La partecipazione alla guerra in Afganistan continua ad essere
avversata dalla maggioranza dei cittadini degli stati europei
partecipanti alla missione Isaf-Nato. Secondi gli ultimi sondaggi, il
56% degli spagnoli, il 57% dei tedeschi e il 56% degli italiani sono
favorevoli al ritiro delle rispettive truppe nazionali dall'Afganistan.
Per questo, la Nato sta cercando di correre ai ripari. Il segretario
generale della Nato Jaap de Hoop Scheffer, parlando a Copenaghen ad un
seminario dedicato alla Diplomazia pubblica nelle operazioni condotte
dalla Nato, ha anticipato che l'Alleanza renderà pubblici alcuni
video secretati, affermando che "Dobbiamo mostrare all'opinione
pubblica cosa facciano noi e cosa fa chi si oppone alla nostre
operazioni".
In uno di questi video, secondo un'anticipazione dello stesso
segretario generale, si vedrebbe un guerrigliero che si nasconde sotto
un burqa; autore della ripresa, guarda caso, è la stessa Nato
che evidentemente si è occupata anche della regia.
Hoop Scheffer ha parlato inoltre di una guerra dei media "già
completamente persa", constatando che i sondaggi d'opinione mostrano un
costante calo di consenso attorno all'operazione. Per questo motivo ha
proposto che l'Alleanza si doti di un piano d'azione per agire nel
campo dell'informazione video e via Internet. Le nazioni attive nella
missione dovrebbero inoltre avere un approccio media multilaterale,
coerente con la presenza internazionale della missione e, tra l'altro,
ha sostenuto che le inchieste sugli incidenti, in particolare quelli
che causano vittime civili, dovrebbero essere condotte "più
velocemente".
Anche in Italia, gli apparati della disinformazione lavorano in tal
senso, come dimostra la vicenda dei due agenti del servizio segreto
militare fatti prigionieri durante un'operazione di guerra e colpiti
con ogni probabilità da "fuoco amico".
La morte del maresciallo capo Lorenzo D'Auria rimane avvolta da forti
dubbi attorno a chi l'ha effettivamente ucciso. I primi esami degli
esperti sembrano confermare i sospetti, in quella che viene definita
"valutazione iniziale". Di certo si sa che è stato chiesto alle
imprese italiane che producono pallottole di fornire informazioni sui
materiali utilizzati nella fabbricazione. Le prime analisi su due
camiciature (le parti esterne) di proiettili estratti durante
l'autopsia stanno rivelando la verità più scomoda. Gli
esami balistici sul numero di striature nella "camicia" (sei nel
munizionamento della Nato e quattro nelle pallottole da un fucile
d'assalto Ak.47) hanno fornito un primo orientamento: "Proiettili Nato".

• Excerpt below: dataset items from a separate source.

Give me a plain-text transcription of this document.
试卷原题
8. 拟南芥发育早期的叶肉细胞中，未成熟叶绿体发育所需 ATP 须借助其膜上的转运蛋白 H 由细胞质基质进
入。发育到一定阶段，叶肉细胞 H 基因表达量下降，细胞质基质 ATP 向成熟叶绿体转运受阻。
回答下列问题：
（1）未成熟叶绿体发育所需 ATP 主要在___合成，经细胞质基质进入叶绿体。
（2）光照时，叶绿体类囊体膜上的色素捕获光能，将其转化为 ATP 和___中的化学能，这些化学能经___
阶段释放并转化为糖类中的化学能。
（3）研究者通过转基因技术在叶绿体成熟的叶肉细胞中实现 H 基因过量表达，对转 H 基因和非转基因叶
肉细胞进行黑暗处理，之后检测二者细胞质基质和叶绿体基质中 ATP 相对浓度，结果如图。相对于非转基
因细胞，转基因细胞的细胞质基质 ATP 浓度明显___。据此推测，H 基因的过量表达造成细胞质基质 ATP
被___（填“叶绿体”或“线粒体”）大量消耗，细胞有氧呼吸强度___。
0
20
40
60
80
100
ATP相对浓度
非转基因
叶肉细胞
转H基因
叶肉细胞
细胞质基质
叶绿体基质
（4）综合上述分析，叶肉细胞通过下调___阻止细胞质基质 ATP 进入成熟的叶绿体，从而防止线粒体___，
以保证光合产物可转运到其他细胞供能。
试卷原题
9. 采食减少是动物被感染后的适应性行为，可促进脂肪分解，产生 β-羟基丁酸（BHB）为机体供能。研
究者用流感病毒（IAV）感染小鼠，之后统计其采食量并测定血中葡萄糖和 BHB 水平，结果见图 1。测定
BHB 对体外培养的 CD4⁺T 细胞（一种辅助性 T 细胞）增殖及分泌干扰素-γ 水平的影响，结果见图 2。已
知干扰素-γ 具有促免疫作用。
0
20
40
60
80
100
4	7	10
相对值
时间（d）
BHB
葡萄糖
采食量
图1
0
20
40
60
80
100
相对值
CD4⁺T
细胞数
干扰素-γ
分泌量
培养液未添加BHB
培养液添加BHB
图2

Comunque, anche se i risultati delle perizie dovessero indicare che i
proiettili mortali sono stati sparati da un Kalashnikov non
dimostrerebbero molto, dato che notoriamente i reparti speciali
statunitensi e inglesi impegnati in Afganistan hanno utilizzato anche
in passato tale arma (ci sono persino delle fotografie che lo
attestano).
Intanto, con la consueta retorica, l'8 ottobre, a Modena, si sono
svolti i funerali di stato dell'agente rimasto ucciso e l'occasione
è stata sfruttata ancora una volta sia per tentare di sostenere
che si tratta di una missione di pace, sia per condannare moralmente
ogni voce di dissenso. Infatti, prendendo a pretesto delle scritte
murali anonime comparse nottetempo (che nessuno ha peraltro visto), la
stampa non ha perso tempo per criminalizzare l'antimilitarismo. In tale
opera si è distinto, su Il Giornale del 9 ottobre, il ben noto
Fausto Biloslavo, che è giunto a scrivere: "La mano che ha
oltraggiato il ricordo del militare è ignota, ma si sospetta che
la scritta possa essere riconducibile a gruppi anarcoidi o all'ambiente
estremista di Libera, un centro sociale del capoluogo emiliano,
già noto per azioni provocatorie".
L'esperienza di Biloslavo in fatto di provocazioni è indubbia,
ma forse stavolta ha ecceduto: infatti il suo anticomunismo ha finito
per rendere un buon servizio alla giunta Ds che, come si sa, da tempo
vuole chiudere Libera, a cui va invece la nostra solidarietà.